Technical Overview: Fire Performance Properties of Timber

Wood is a unique structural material because it possesses inherent, predictable fire-resistance properties. Unlike steel, which can lose structural integrity rapidly at high temperatures, wood protects itself through a natural charring process.

1. Fundamental Mechanisms of Resistance

The fire performance of timber is governed by its physical structure and chemical response to heat.

  • The Charring Effect: When exposed to flame, the outer layer of wood undergoes thermal decomposition to form char. This carbonaceous layer acts as an efficient insulator, significantly slowing heat penetration to the “cold” inner core, which retains its structural load-bearing capacity.

  • Pyrolysis and Ignition: Wood generally reaches ignition between 250°C and 300°C. During this phase, it releases flammable gases (flaming combustion) and solid char (smoldering combustion).

  • Thermal Mass & Density: High-density species offer superior fire resistance because they contain more solid fiber and less air, requiring more energy to sustain combustion.

2. Key Influencing Factors

Three primary variables dictate how a specific timber element will behave in a fire:

Factor Impact on Fire Resistance
Moisture Content Higher moisture levels delay ignition, as thermal energy is first consumed by the evaporation of water.
Density Denser hardwoods generally burn slower and more predictably than lighter softwoods.
Chemical Composition The presence of resins and lignin varies by species, affecting the rate of flame spread and heat release.

3. Engineering and Enhancements

Modern construction utilizes both chemical and structural engineering to maximize safety.

  • Mass Timber (CLT/Glulam): Large-scale engineered wood products take advantage of the charring effect. Because of their massive cross-sections, they char predictably, maintaining structural stability long enough to allow for safe evacuation.

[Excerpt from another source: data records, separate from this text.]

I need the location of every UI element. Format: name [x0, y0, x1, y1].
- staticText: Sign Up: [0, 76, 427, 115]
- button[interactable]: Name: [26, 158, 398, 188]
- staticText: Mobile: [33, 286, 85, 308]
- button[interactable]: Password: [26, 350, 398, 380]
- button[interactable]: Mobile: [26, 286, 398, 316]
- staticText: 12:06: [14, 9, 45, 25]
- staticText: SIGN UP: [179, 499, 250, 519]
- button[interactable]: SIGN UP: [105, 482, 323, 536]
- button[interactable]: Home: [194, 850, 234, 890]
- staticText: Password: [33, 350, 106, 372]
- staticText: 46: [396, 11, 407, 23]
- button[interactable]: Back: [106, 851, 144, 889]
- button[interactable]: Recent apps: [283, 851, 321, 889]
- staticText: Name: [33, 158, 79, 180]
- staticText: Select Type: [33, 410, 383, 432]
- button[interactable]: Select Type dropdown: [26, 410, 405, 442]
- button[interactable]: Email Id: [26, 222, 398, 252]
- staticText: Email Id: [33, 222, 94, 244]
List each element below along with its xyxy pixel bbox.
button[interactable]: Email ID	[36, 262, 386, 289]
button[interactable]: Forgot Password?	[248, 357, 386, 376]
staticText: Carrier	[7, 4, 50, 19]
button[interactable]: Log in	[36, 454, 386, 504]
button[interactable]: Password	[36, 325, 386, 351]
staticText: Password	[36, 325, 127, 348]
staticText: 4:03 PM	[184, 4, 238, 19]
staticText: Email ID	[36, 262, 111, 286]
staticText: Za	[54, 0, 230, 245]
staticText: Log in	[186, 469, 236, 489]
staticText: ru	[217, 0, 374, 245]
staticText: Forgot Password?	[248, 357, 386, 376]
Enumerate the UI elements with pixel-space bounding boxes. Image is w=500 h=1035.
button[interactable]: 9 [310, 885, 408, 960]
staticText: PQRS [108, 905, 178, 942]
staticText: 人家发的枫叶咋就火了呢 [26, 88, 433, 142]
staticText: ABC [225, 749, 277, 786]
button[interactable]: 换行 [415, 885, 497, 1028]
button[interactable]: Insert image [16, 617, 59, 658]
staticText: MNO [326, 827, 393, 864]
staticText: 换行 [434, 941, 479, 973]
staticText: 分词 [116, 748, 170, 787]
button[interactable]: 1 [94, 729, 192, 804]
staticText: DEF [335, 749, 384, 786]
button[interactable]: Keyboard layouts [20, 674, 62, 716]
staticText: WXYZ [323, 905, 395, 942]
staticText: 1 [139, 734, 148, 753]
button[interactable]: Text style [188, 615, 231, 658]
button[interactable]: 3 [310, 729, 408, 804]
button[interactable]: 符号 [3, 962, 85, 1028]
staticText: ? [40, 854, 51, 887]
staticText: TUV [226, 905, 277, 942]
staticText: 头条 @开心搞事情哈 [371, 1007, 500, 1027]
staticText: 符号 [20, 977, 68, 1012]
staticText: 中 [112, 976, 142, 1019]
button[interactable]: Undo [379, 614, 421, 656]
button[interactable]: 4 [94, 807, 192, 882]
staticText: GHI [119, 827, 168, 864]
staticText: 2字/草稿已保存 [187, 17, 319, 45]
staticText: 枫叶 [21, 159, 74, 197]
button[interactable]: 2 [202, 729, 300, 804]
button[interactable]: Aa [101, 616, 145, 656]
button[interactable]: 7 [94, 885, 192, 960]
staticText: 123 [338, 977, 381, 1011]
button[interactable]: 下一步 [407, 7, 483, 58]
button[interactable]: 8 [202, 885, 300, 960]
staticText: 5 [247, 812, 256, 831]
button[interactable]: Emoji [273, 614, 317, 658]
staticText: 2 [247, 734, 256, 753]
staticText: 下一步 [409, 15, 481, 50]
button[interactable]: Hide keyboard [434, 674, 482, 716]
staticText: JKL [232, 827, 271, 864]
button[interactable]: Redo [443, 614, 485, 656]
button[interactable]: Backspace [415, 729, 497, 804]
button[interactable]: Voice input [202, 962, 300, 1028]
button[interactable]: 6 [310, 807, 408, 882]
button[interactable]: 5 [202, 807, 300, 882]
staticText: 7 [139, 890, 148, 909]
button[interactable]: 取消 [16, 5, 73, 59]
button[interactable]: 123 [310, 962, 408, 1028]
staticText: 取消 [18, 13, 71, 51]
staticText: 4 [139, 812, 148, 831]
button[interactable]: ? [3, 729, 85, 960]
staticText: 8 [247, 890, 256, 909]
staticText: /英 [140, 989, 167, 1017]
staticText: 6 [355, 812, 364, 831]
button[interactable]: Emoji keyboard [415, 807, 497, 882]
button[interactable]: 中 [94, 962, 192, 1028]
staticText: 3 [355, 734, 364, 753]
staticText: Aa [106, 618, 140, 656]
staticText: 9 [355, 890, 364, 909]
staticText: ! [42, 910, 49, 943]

  • Fire Retardant Treatments (FRT): Chemical applications can be used to improve fire ratings (reaching Class II or III). These treatments work by:

    • Reducing the production of volatile flammable gases.

    • Promoting the formation of protective char at lower temperatures.

Summary: While untreated wood is a combustible material, its predictable charring rate and high insulating value make it a reliable structural component when factored into fire-safe engineering and design.